Um die zentrale Figur herum drängt sich eine Menschenmenge. Diese ist nicht einfach nur eine Ansammlung von Gesichtern, sondern eine vielfältige Gruppe von Personen, die unterschiedliche Reaktionen auf das Geschehen zeigen. Einige erscheinen grausam und triumphierend, andere zeigen Anzeichen von Mitleid oder Angst. Die Variation in den Gesichtsausdrücken und Körperhaltungen verleiht der Szene eine zusätzliche Dimension der Komplexität und emotionalen Tiefe.
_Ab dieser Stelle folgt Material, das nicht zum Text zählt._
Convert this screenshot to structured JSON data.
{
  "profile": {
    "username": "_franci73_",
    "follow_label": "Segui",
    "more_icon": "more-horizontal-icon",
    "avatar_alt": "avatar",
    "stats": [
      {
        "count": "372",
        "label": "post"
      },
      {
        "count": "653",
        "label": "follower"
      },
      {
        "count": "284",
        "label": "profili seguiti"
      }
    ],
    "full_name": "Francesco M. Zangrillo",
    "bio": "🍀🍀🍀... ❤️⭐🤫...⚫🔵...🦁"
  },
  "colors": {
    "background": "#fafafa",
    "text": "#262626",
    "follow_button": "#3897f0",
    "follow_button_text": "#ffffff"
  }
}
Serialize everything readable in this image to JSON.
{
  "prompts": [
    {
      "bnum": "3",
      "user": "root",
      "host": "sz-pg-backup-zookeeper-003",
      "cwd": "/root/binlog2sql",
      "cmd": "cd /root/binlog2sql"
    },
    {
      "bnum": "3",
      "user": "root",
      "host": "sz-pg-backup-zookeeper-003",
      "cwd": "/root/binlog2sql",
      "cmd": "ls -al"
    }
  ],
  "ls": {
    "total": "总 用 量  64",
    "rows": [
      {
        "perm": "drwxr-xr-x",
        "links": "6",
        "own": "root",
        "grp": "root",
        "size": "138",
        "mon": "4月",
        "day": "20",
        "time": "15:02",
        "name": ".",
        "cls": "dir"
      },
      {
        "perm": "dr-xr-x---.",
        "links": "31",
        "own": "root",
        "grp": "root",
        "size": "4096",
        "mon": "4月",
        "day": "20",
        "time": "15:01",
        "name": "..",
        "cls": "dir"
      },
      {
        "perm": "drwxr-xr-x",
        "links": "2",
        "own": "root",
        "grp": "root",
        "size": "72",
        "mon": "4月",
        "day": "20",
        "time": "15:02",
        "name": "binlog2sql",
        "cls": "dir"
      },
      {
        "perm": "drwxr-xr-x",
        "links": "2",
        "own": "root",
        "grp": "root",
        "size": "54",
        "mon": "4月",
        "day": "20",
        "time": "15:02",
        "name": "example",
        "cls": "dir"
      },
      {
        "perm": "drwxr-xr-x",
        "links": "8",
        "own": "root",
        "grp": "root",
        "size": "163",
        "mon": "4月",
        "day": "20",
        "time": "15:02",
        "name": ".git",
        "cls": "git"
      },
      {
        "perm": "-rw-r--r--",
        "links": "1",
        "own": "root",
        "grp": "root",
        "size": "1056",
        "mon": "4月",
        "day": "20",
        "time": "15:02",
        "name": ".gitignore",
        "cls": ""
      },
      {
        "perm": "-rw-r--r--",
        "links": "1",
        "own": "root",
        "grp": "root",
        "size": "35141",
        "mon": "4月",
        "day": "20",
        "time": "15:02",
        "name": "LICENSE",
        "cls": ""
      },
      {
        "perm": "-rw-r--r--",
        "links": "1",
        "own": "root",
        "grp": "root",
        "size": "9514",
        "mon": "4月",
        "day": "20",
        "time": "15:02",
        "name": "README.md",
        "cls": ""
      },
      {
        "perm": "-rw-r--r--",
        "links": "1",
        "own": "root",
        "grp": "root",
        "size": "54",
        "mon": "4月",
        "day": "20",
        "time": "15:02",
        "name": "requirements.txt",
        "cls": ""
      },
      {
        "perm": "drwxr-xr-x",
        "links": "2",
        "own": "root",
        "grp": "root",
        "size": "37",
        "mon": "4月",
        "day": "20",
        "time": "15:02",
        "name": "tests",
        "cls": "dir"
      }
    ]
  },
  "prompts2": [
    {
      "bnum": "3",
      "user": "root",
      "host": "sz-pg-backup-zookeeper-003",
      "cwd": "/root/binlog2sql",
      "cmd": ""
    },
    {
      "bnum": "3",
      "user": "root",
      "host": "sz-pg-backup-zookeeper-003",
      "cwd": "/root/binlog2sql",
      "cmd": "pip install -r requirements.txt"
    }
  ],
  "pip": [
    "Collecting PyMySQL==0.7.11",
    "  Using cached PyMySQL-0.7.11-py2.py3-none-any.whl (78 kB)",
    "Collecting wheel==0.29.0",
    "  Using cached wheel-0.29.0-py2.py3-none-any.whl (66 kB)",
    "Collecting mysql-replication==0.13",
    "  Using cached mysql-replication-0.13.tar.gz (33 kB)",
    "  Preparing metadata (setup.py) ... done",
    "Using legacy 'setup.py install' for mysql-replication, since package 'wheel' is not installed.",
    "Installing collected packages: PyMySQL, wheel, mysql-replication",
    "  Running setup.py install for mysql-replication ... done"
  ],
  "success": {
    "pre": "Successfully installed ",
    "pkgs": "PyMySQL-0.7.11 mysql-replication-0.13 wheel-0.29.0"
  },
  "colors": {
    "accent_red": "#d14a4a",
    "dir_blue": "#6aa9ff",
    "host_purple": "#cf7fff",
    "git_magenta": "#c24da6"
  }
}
Besonders auffällig ist die Darstellung der römischen Soldaten und Offiziere. Ihre Uniformen sind detailliert und präzise dargestellt, was auf eine Wertschätzung für klassische Formen und Proportionen hinweist. Die Positionierung dieser Figuren, mit ihren erhobenen Waffen und dominanten Gesten, unterstreicht die Macht und Autorität des römischen Reiches.
Ein Engel, der sich im oberen linken Bereich des Bildes befindet, scheint das Martyrium zu beobachten und möglicherweise zu beschützen. Seine Anwesenheit verleiht der Szene eine spirituelle Dimension und deutet auf die Hoffnung auf Erlösung und ewiges Leben hin.
Die Farbpalette ist überwiegend gedämpft, mit einem Schwerpunkt auf Erdtönen und dunklen Farben. Der weiße Stoff des Verstorbenen sticht jedoch deutlich hervor und lenkt die Aufmerksamkeit des Betrachters auf das Zentrum der Szene. Der Kontrast zwischen dem hellen Weiß und den dunklen Hintergrundfarben verstärkt die Dramatik der Darstellung.
Die Szene ist durchzogen von subtextuellen Andeutungen. Das Martyrium wird nicht als blutiges Ereignis dargestellt, sondern eher als eine spirituelle Transformation. Die Körperhaltung des Verstorbenen, die Anwesenheit des Engels und die monumentale Architektur lassen auf ein höheres Ziel hindeuten, das über das irdische Leid hinausgeht. Es ist eine Darstellung von Glauben, Hingabe und Opferbereitschaft, die über die bloße Darstellung eines historischen Ereignisses hinausgeht. Es scheint, der Künstler möchte eine Botschaft der Hoffnung und des Trostes vermitteln, selbst angesichts des Todes.